The 2016 edition of the five-day festival, one of the oldest and most well-attended in the U.S, generated $29.3 million in economic impact, a three percent dip from the previous year.

Jeff Dense, a professor of political science and craft beer studies at Eastern Oregon University who has conducted the research since 2011, attributed the drop off in both 2015 and 2016 to weather conditions.

The Oregon Brewers Festival, which takes place the last full weekend in July each year, was “unseasonably hot for several days,” Dense said, and that may have played a part in this year’s decline.

Dense also believes that the festival’s peak of $32.6 million of economic impact in 2014 might have been “a little high.”

The Oregonian reported that 2015’s decline was the first in the five years that the study had been conducted. Festival organizers reportedly attributed that year’s drop in attendance, the smallest since 2009, to unseasonably rainy and cold weather on the Saturday and Sunday of that year’s festival.

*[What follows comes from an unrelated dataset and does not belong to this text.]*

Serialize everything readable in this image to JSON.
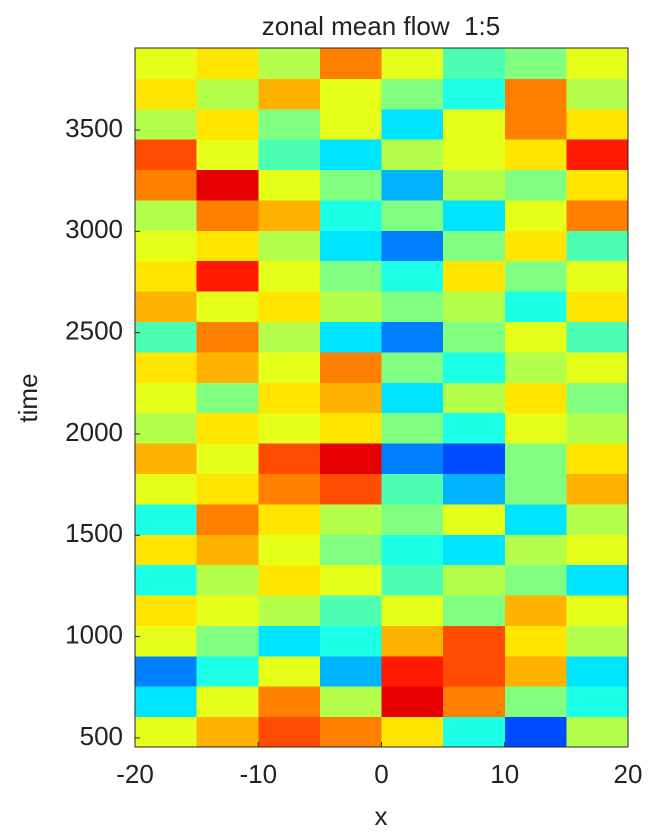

Nevertheless, the Oregon Brewers Festival still sold 83,500 bracelets in 2016, 56,809 of which were “unique visitors,” Dense said. Those attendees spent $9.5 million on accommodations and $7.6 million on food and drinks. Per attendee spending dropped, however, from $583 in 2015 to $561 this year.

44.2 percent of Oregon Brewers Festival attendees were women, up from 31.9 percent in 2015. In 2014, 45 percent of the attendees were women.

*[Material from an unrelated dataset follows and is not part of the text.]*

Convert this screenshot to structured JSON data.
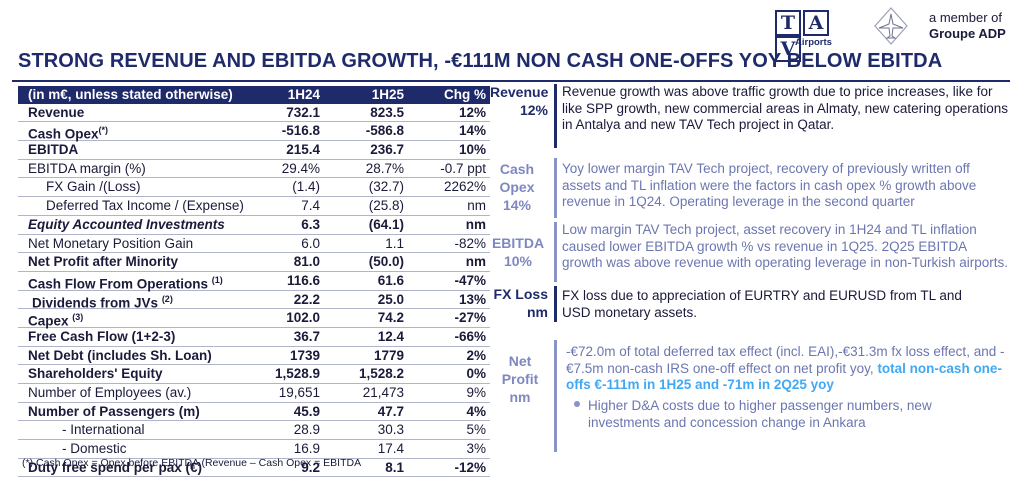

“That’s the number I’d expect it to be at,” Dense said of the number of women attendees. He added that the increase in women attendees “indicates that there’s a lot of upside in regard to craft beer culture.”

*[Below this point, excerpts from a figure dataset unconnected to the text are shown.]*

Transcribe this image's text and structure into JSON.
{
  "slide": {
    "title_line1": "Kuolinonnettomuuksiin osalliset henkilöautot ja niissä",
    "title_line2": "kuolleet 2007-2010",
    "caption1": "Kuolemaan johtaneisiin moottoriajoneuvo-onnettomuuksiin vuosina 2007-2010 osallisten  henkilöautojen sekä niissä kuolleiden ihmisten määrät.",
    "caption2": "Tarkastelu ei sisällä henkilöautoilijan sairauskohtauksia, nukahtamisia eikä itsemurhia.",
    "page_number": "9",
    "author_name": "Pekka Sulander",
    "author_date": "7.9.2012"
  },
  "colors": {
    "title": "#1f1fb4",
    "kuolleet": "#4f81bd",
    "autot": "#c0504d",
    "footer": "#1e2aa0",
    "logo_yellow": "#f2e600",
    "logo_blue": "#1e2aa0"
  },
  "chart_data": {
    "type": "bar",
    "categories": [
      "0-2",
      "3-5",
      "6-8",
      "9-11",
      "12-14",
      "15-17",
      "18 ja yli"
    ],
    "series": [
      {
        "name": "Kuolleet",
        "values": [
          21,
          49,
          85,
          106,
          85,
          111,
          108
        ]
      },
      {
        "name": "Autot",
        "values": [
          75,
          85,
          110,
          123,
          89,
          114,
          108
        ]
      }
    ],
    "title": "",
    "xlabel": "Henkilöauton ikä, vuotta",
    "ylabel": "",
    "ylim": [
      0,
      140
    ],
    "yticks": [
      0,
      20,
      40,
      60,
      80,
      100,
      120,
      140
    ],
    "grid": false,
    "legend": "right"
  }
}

About 44.5 percent of the attendees in 2016 came from out of town, with the fest drawing 12.1 percent of its crowd from Washington and 11.2 percent from California. Those out-of-towners are spending more money on vacation rentals (20.2 percent of attendees), eschewing hotel stays.

Still, Dense said the primary complaint his researchers hear from festival goers is the “cost of the hotels within walking distance of festival.”

Hotels located near the festival can average $300 per night, he said.

“Consumers are spending with their feet,” he said. “Unless commercial-room rates go down, I would expect that to continue into the future.”

The overall number of out-of-town visitors dipped in 2016 and, in order for the festival’s economic impact to grow, it needs to attract more out-of-town guests, Dense told Brewbound.

By comparison, the annual Great American Beer Festival generated an economic impact of $28.6 million in 2016, drawing 60,000 attendees to the city, according to the Brewers Association, citing stats from Denver’s convention and visitors bureau.

In 2015, the BA also reported $28.6 million in economic impact, saying money amounted to 2 percent of Denver’s gross domestic product for those three days.